Timothy Bigelow, an associate professor of mechanical engineering and electrical and computer engineering, is using high-intensity ultrasounds as a noninvasive way to treat infections that can grow on medical implants.
“Medical implant infections are uncommon, but when they do occur you have to have a second operation to remove the implant and replace it,” Bigelow said.
Bigelow and his research team use high-intensity ultrasounds to destroy bacteria biofilm, which is a protective matrix that prevents antibiotics from being effective and can lead to the development of antibiotic-resistant strains of bacteria. The ultrasounds break down the bacteria and fragment the cells, all through the body wall, eliminating the need for an invasive surgery.
In a project funded by the National Institutes of Health, Bigelow is currently focused on hernia mesh repair. He plans to eventually work on more intensive procedures involving artificial heart valves and heart assist devices, which can be much more serious if an infection does occur. In addition to ultrasound therapy, Bigelow is also working to improve the diagnosis of medical conditions such as early-stage ovarian cancer.
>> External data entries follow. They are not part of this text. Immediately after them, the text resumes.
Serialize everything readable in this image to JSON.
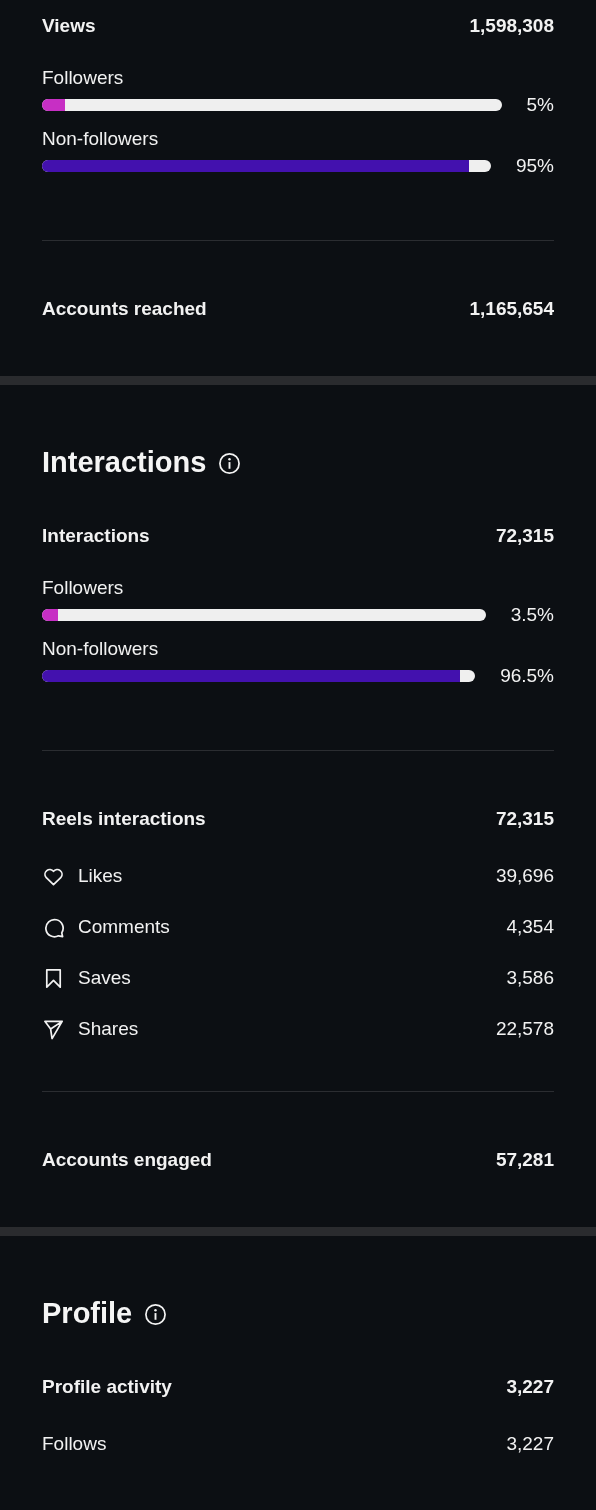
{
  "sections": [
    {
      "groups": [
        [
          {
            "kind": "total",
            "label": "Views",
            "value": "1,598,308"
          },
          {
            "kind": "bar",
            "label": "Followers",
            "value": "5%",
            "level": 0.05,
            "color": "#c72fc4"
          },
          {
            "kind": "bar",
            "label": "Non-followers",
            "value": "95%",
            "level": 0.95,
            "color": "#4311ae"
          }
        ],
        [
          {
            "kind": "total",
            "label": "Accounts reached",
            "value": "1,165,654"
          }
        ]
      ]
    },
    {
      "heading": "Interactions",
      "groups": [
        [
          {
            "kind": "total",
            "label": "Interactions",
            "value": "72,315"
          },
          {
            "kind": "bar",
            "label": "Followers",
            "value": "3.5%",
            "level": 0.035,
            "color": "#c72fc4"
          },
          {
            "kind": "bar",
            "label": "Non-followers",
            "value": "96.5%",
            "level": 0.965,
            "color": "#4311ae"
          }
        ],
        [
          {
            "kind": "total",
            "label": "Reels interactions",
            "value": "72,315"
          },
          {
            "kind": "like",
            "label": "Likes",
            "value": "39,696"
          },
          {
            "kind": "comment",
            "label": "Comments",
            "value": "4,354"
          },
          {
            "kind": "save",
            "label": "Saves",
            "value": "3,586"
          },
          {
            "kind": "share",
            "label": "Shares",
            "value": "22,578"
          }
        ],
        [
          {
            "kind": "total",
            "label": "Accounts engaged",
            "value": "57,281"
          }
        ]
      ]
    },
    {
      "heading": "Profile",
      "groups": [
        [
          {
            "kind": "total",
            "label": "Profile activity",
            "value": "3,227"
          },
          {
            "kind": "plain",
            "label": "Follows",
            "value": "3,227"
          }
        ]
      ]
    }
  ]
}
Bigelow said that his research combines elements of both electrical and mechanical engineering.
“Ultrasound therapy is at the boundary of both electrical engineering and mechanical engineering,” said Bigelow. “It requires an understanding of wave propagation, a critical part of electrical engineering, as well as an understanding of stress/strain and thermodynamics in order to understand how the waves are really interacting with the biological structures. Without both, designing safe and effective therapies would not be possible.”